= Convento de la Natividad y San José =

Convent in Madrid, Spain

The Convento de la Natividad y San José (English for: Convent of the Nativity and Saint Joseph) (formerly popularly called convento de las Baronesas) was a convent of Carmelite nuns located in Calle de Alcalá (Madrid). Was designed and started to build the building by foreman Juan de Lobera in the mid-17th century, being finished in 1700 by his son-in-law Juan de Pineda. The convent due to the Confiscation of Mendizábal was demolished in 1836 and its site put on sale.

== History ==
The convent with a capacity of forty nuns popularly called the Baronnesses (las Baronesas) by be founded on a site (currently in front of the Círculo de Bellas Artes's headquarters) loan by Beatriz de Silveyra, Baroness of Castel Florido, bound for the creation of a convent placed under the patronage of the Nativity of Our Lady and St. Joseph.
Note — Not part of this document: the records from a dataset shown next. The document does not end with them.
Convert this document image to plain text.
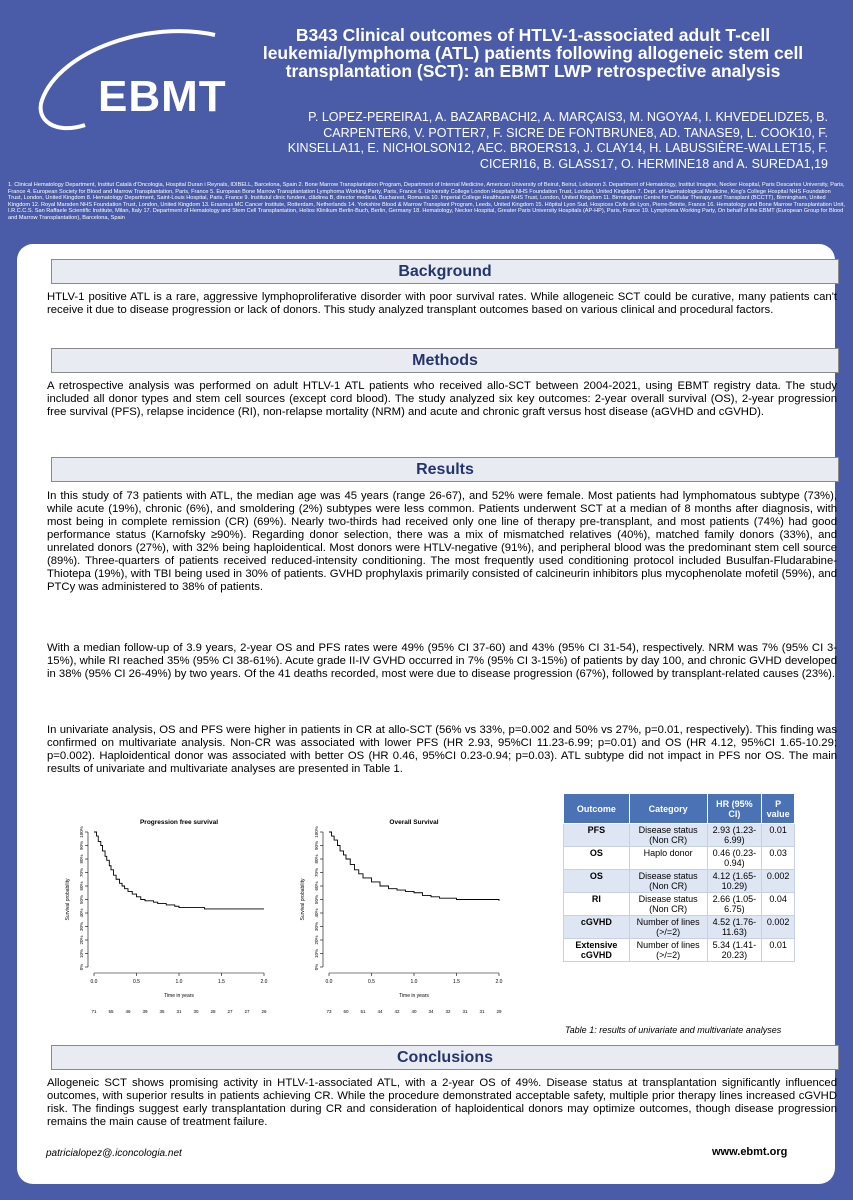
EBMT
B343 Clinical outcomes of HTLV-1-associated adult T-cell leukemia/lymphoma (ATL) patients following allogeneic stem cell transplantation (SCT): an EBMT LWP retrospective analysis
P. LOPEZ-PEREIRA1, A. BAZARBACHI2, A. MARÇAIS3, M. NGOYA4, I. KHVEDELIDZE5, B. CARPENTER6, V. POTTER7, F. SICRE DE FONTBRUNE8, AD. TANASE9, L. COOK10, F. KINSELLA11, E. NICHOLSON12, AEC. BROERS13, J. CLAY14, H. LABUSSIÈRE-WALLET15, F. CICERI16, B. GLASS17, O. HERMINE18 and A. SUREDA1,19
1. Clinical Hematology Department, Institut Català d'Oncologia, Hospital Duran i Reynals, IDIBELL, Barcelona, Spain 2. Bone Marrow Transplantation Program, Department of Internal Medicine, American University of Beirut, Beirut, Lebanon 3. Department of Hematology, Institut Imagine, Necker Hospital, Paris Descartes University, Paris, France 4. European Society for Blood and Marrow Transplantation, Paris, France 5. European Bone Marrow Transplantation Lymphoma Working Party, Paris, France 6. University College London Hospitals NHS Foundation Trust, London, United Kingdom 7. Dept. of Haematological Medicine, King's College Hospital NHS Foundation Trust, London, United Kingdom 8. Hematology Department, Saint-Louis Hospital, Paris, France 9. Institutul clinic fundeni, clădirea B, director medical, Bucharest, Romania 10. Imperial College Healthcare NHS Trust, London, United Kingdom 11. Birmingham Centre for Cellular Therapy and Transplant (BCCTT), Birmingham, United Kingdom 12. Royal Marsden NHS Foundation Trust, London, United Kingdom 13. Erasmus MC Cancer Institute, Rotterdam, Netherlands 14. Yorkshire Blood & Marrow Transplant Program, Leeds, United Kingdom 15. Hôpital Lyon Sud, Hospices Civils de Lyon, Pierre-Bénite, France 16. Hematology and Bone Marrow Transplantation Unit, I.R.C.C.S. San Raffaele Scientific Institute, Milan, Italy 17. Department of Hematology and Stem Cell Transplantation, Helios Klinikum Berlin-Buch, Berlin, Germany 18. Hematology, Necker Hospital, Greater Paris University Hospitals (AP-HP), Paris, France 19. Lymphoma Working Party, On behalf of the EBMT (European Group for Blood and Marrow Transplantation), Barcelona, Spain
Background
HTLV-1 positive ATL is a rare, aggressive lymphoproliferative disorder with poor survival rates. While allogeneic SCT could be curative, many patients can't receive it due to disease progression or lack of donors. This study analyzed transplant outcomes based on various clinical and procedural factors.
Methods
A retrospective analysis was performed on adult HTLV-1 ATL patients who received allo-SCT between 2004-2021, using EBMT registry data. The study included all donor types and stem cell sources (except cord blood). The study analyzed six key outcomes: 2-year overall survival (OS), 2-year progression free survival (PFS), relapse incidence (RI), non-relapse mortality (NRM) and acute and chronic graft versus host disease (aGVHD and cGVHD).
Results
In this study of 73 patients with ATL, the median age was 45 years (range 26-67), and 52% were female. Most patients had lymphomatous subtype (73%), while acute (19%), chronic (6%), and smoldering (2%) subtypes were less common. Patients underwent SCT at a median of 8 months after diagnosis, with most being in complete remission (CR) (69%). Nearly two-thirds had received only one line of therapy pre-transplant, and most patients (74%) had good performance status (Karnofsky ≥90%). Regarding donor selection, there was a mix of mismatched relatives (40%), matched family donors (33%), and unrelated donors (27%), with 32% being haploidentical. Most donors were HTLV-negative (91%), and peripheral blood was the predominant stem cell source (89%). Three-quarters of patients received reduced-intensity conditioning. The most frequently used conditioning protocol included Busulfan-Fludarabine-Thiotepa (19%), with TBI being used in 30% of patients. GVHD prophylaxis primarily consisted of calcineurin inhibitors plus mycophenolate mofetil (59%), and PTCy was administered to 38% of patients.
With a median follow-up of 3.9 years, 2-year OS and PFS rates were 49% (95% CI 37-60) and 43% (95% CI 31-54), respectively. NRM was 7% (95% CI 3-15%), while RI reached 35% (95% CI 38-61%). Acute grade II-IV GVHD occurred in 7% (95% CI 3-15%) of patients by day 100, and chronic GVHD developed in 38% (95% CI 26-49%) by two years. Of the 41 deaths recorded, most were due to disease progression (67%), followed by transplant-related causes (23%).
In univariate analysis, OS and PFS were higher in patients in CR at allo-SCT (56% vs 33%, p=0.002 and 50% vs 27%, p=0.01, respectively). This finding was confirmed on multivariate analysis. Non-CR was associated with lower PFS (HR 2.93, 95%CI 11.23-6.99; p=0.01) and OS (HR 4.12, 95%CI 1.65-10.29; p=0.002). Haploidentical donor was associated with better OS (HR 0.46, 95%CI 0.23-0.94; p=0.03). ATL subtype did not impact in PFS nor OS. The main results of univariate and multivariate analyses are presented in Table 1.
Conclusions
Allogeneic SCT shows promising activity in HTLV-1-associated ATL, with a 2-year OS of 49%. Disease status at transplantation significantly influenced outcomes, with superior results in patients achieving CR. While the procedure demonstrated acceptable safety, multiple prior therapy lines increased cGVHD risk. The findings suggest early transplantation during CR and consideration of haploidentical donors may optimize outcomes, though disease progression remains the main cause of treatment failure.
Progression free survival
0%
10%
20%
30%
40%
50%
60%
70%
80%
90%
100%
0.0	0.5	1.0	1.5	2.0
Time in years
Survival probability
71	55	46	39	35	31	30	28	27	27	26
Overall Survival
0%
10%
20%
30%
40%
50%
60%
70%
80%
90%
100%
0.0	0.5	1.0	1.5	2.0
Time in years
Survival probability
73	60	51	44	42	40	34	32	31	31	29
Outcome	Category	HR (95% CI)	P value
PFS	Disease status (Non CR)	2.93 (1.23-6.99)	0.01
OS	Haplo donor	0.46 (0.23-0.94)	0.03
OS	Disease status (Non CR)	4.12 (1.65-10.29)	0.002
RI	Disease status (Non CR)	2.66 (1.05-6.75)	0.04
cGVHD	Number of lines (>/=2)	4.52 (1.76-11.63)	0.002
Extensive cGVHD	Number of lines (>/=2)	5.34 (1.41-20.23)	0.01
Table 1: results of univariate and multivariate analyses
patricialopez@.iconcologia.net	www.ebmt.org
This site was purchased with money that left her husband, Jorge Paz de Silveyra, at dying. In this site was located previously the Mesón del Toro. The commission of its construction went for master builder Juan de Lobera who died during the execution of the works in 1680. The Baroness had died in 1660. In 1700 the convent was completed. During few more than a century was functioning, being demolished in 1836. In its site was built the Palacio del Marqués de Casa Riera (known popularly as casa de los alfileres).